Archeology and the LBH May 16, 2011 12:56:16 GMT -5
Post by fuchs on May 16, 2011 12:56:16 GMT -5
Richard Fox attempts to justify the obvious compromise of the battlefield by souvenir hunters throughout the years, but imo his arguments fall far below the level of acceptability. As Clair mentioned, some areas, like LSH, the Keogh area, Finley Ridge & Calhoun Hill have been picked relatively clean. Early reports after the battle report piles of 28 to 40 cartridge cases on regular skirmish line intervals on the latter position. Today, only a very small handful have been recovered to mark the locations of this skirmish line. Where Fox really drops the ball concerns his inability to recognize the general pattern of relic hunting on the Battlefield. For one thing, most relic hunters will concentrate their efforts at known Cavalry positions, such as the 4 areas mentioned above. Secondly, these relic hunters will invariably pick up relics found at the surface (or very close to the surface) as opposed to those relics found deeper below the soil.
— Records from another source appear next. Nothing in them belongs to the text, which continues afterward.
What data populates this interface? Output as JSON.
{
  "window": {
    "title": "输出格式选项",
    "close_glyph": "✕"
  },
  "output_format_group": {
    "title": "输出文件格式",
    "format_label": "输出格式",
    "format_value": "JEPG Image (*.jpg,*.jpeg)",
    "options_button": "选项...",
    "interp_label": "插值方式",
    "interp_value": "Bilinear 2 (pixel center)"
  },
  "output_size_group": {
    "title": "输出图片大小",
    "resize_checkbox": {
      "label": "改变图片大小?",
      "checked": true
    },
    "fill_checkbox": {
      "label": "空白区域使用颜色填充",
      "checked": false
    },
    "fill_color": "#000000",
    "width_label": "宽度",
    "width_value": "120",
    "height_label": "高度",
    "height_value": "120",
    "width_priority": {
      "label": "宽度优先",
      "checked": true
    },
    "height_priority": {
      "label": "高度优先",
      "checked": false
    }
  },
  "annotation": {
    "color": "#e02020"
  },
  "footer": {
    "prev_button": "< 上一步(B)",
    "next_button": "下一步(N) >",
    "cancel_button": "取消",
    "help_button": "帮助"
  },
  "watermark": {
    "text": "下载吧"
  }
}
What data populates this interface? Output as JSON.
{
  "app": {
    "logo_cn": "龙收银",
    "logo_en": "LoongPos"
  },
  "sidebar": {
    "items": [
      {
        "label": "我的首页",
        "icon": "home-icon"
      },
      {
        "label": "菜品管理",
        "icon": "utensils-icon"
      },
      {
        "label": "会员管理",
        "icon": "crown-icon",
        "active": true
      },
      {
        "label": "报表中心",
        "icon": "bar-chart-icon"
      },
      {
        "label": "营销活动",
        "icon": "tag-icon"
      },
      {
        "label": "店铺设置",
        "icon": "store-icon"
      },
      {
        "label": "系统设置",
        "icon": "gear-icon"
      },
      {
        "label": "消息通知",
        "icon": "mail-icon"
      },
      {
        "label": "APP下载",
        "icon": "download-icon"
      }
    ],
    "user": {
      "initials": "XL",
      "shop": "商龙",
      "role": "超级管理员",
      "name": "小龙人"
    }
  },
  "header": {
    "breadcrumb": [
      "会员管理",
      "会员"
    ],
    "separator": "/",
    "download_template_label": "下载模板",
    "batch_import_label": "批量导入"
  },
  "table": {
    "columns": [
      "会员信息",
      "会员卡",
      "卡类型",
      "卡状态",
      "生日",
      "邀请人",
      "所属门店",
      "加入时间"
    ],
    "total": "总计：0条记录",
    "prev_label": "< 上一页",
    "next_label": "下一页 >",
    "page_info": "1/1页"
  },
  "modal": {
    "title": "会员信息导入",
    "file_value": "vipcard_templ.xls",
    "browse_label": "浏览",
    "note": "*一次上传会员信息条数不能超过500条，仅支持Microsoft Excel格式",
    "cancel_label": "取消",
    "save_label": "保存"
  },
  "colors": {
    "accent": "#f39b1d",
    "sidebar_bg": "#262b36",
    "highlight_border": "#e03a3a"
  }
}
The end result of this pattern would be a relatively large assortment of .45/55 cartridge cases picked up at these positions due to the fact that these relics would be found at or near the surface of the ground. The remaining artifacts lying deeper below the surface would include most of the incoming warrior bullets. A pattern of this type of relic hunting will certainly skew any archaeological study of the cartridge case and bullet sampling done at these positions.
Okay, I could certainly subscribe to that, a general underrepresentation of .45/70 cases due to souvenir hunting would make the numbers even better matching with the other sites. Are there some old maps with "known" soldier positions that could be compared with the locations of the archaeological finds?